まず1つには選り好みするからである。人は一般的にやるべきことではなくやりたいことをしてしまう。自分は英語を教えているが、「まず英単語を学びましょう」とその必要性とともにメソッドを伝えても、言われた通りにせずいきなり英会話をやってしまう人は少なくない。また、ある結婚相談所の経営者は「あなたはこういう人がおすすめ」と提案しても、ことごとく条件や属性とは合わない人にばかりに応募すると嘆く。結果、まったくお見合いが成立せず、ひたすら振られ続ける人は少なくないという話がある。

うまくいかない人は成果を出すことより、目先の自己満足を優先してしまう。いくら効果的だと論理的に説明されても、自分がやりたいことを優先してしまうようでは、真似を完結できず結果は出せないのだ。

適当にやるから失敗する

もう1つはリサーチ力不足である。真似をするのは簡単だと思われがちだが、実際に効果を出すほど真似をするのは大変難しい。なぜなら時間と忍耐を使って真似をする対象のリサーチをしなければいけないからである。自分は「この人の書く文章はすごい」と感じた対象を見つけた時、その人物が書いた300ほどあった過去記事のすべてを読み、1記事ごとに優れた表現や文章構成の技術、言い回しなどのすべてをメモを取り、自分の記事に取り入れた。
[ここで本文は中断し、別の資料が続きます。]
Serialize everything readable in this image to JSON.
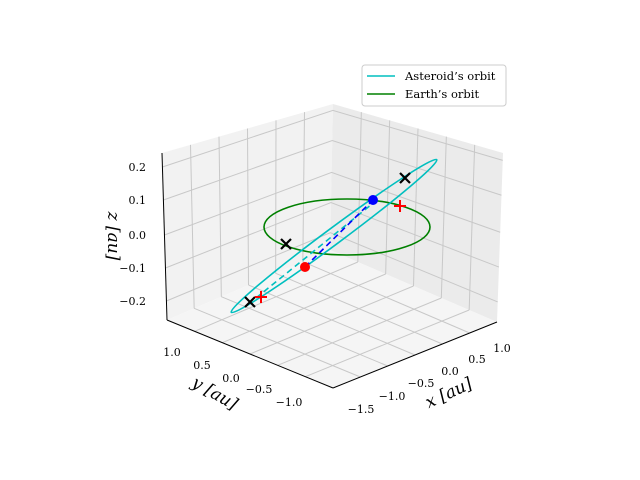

また、YouTube動画で優れたチャンネルを見つけた時も同じように、全動画を見てひたすらメモを取った。トータルで3ヶ月くらいリサーチに時間をかけたが、そのおかげで文章や動画の技術を取り入れ大きく向上した。1、2つだけを見て表面だけを真似してもまったく足りない。やるなら全範囲を網羅的に徹底的に時間をかけるくらいでなければ、技術の真似はできないのだ。

真似は悪いことではない

最後は真似の効果を理解できていないことだ。人によってはプライドが邪魔しているかもしれない。世間一般的には「真似をすることはだめなこと」というイメージがあり、最初さから最後までオリジナルで勝負しようと考えてしまう(もちろん著作権侵害はNGだ)。だが真似は本当にだめなのだろうか?
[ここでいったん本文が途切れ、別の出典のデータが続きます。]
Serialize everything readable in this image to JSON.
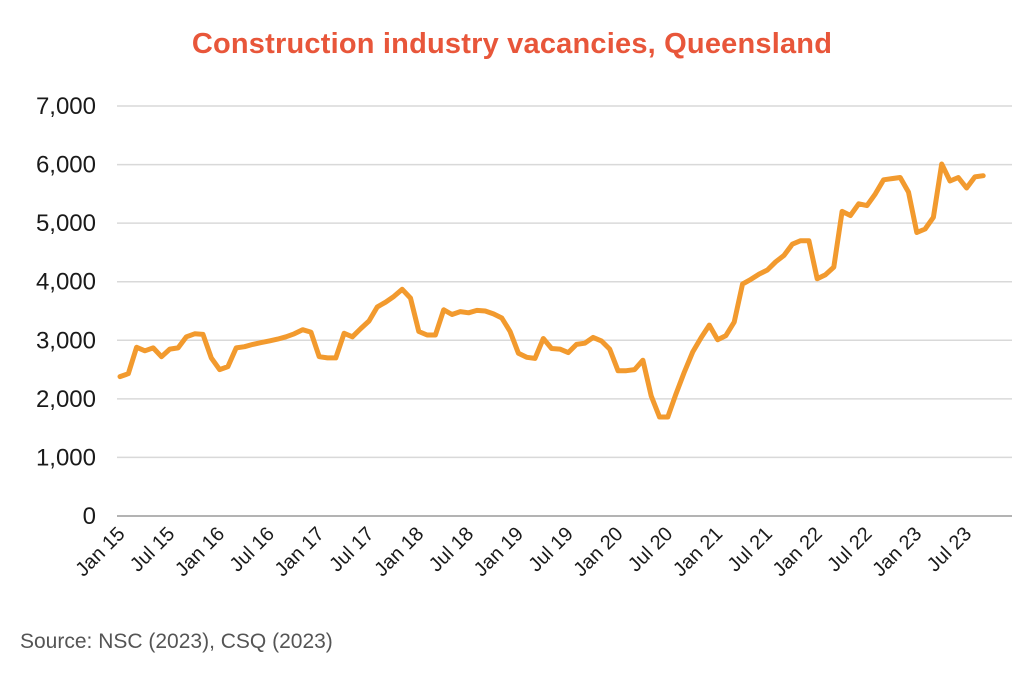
{
  "chart_data": {
    "type": "line",
    "title": "Construction industry vacancies, Queensland",
    "source": "Source: NSC (2023), CSQ (2023)",
    "xlabel": "",
    "ylabel": "",
    "ylim": [
      0,
      7000
    ],
    "yticks": [
      0,
      1000,
      2000,
      3000,
      4000,
      5000,
      6000,
      7000
    ],
    "ytick_labels": [
      "0",
      "1,000",
      "2,000",
      "3,000",
      "4,000",
      "5,000",
      "6,000",
      "7,000"
    ],
    "xtick_labels": [
      "Jan 15",
      "Jul 15",
      "Jan 16",
      "Jul 16",
      "Jan 17",
      "Jul 17",
      "Jan 18",
      "Jul 18",
      "Jan 19",
      "Jul 19",
      "Jan 20",
      "Jul 20",
      "Jan 21",
      "Jul 21",
      "Jan 22",
      "Jul 22",
      "Jan 23",
      "Jul 23"
    ],
    "grid": true,
    "legend": "none",
    "line_color": "#f29a2e",
    "title_color": "#e8563a",
    "series": [
      {
        "values": [
          2380,
          2430,
          2880,
          2820,
          2870,
          2720,
          2850,
          2870,
          3060,
          3110,
          3100,
          2700,
          2500,
          2550,
          2870,
          2890,
          2930,
          2960,
          2990,
          3020,
          3060,
          3110,
          3180,
          3140,
          2720,
          2700,
          2700,
          3120,
          3060,
          3200,
          3330,
          3570,
          3650,
          3750,
          3870,
          3720,
          3150,
          3090,
          3090,
          3520,
          3440,
          3490,
          3470,
          3510,
          3500,
          3450,
          3380,
          3150,
          2780,
          2710,
          2690,
          3030,
          2860,
          2850,
          2790,
          2930,
          2950,
          3050,
          2990,
          2850,
          2480,
          2480,
          2500,
          2660,
          2050,
          1690,
          1690,
          2090,
          2460,
          2800,
          3040,
          3260,
          3010,
          3080,
          3310,
          3960,
          4040,
          4130,
          4200,
          4340,
          4450,
          4640,
          4700,
          4700,
          4050,
          4120,
          4250,
          5200,
          5130,
          5330,
          5300,
          5500,
          5740,
          5760,
          5780,
          5530,
          4840,
          4900,
          5100,
          6010,
          5720,
          5780,
          5600,
          5790,
          5810
        ]
      }
    ]
  }
}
日本にはコンビニが複数社あり、競合は先駆者を真似たといえるかもしれない。だが、これによりほどよく競争原理が働きそれぞれに魅力的な商品や特色を出して消費者は選択する豊かさを享受している。

1社だけで独占している業界なんてほぼない。出版業界でも英会話業界でも似たような商品サービスを出すライバルだらけだ。GoogleやAmazonにも先駆者はいたが、今は競争に生き残ってリーディングカンパニーとして消費者が支持している。オリジナルにこだわりすぎる必要はない。そば屋の大将も予備校講師もみんな先駆者から知識や技術を真似て今があるのだ。なんなら赤ちゃんは親の会話を真似て育っていく。つまり、みんな真似をして今があるのだ。

徹底して知識や技術を真似するのはカッコ悪いことではない。なぜなら誰にでもできることではないからだ。優秀な対象を真似る、というのはもはや技術であり成功するための一要素と考えても良いのではないだろうか。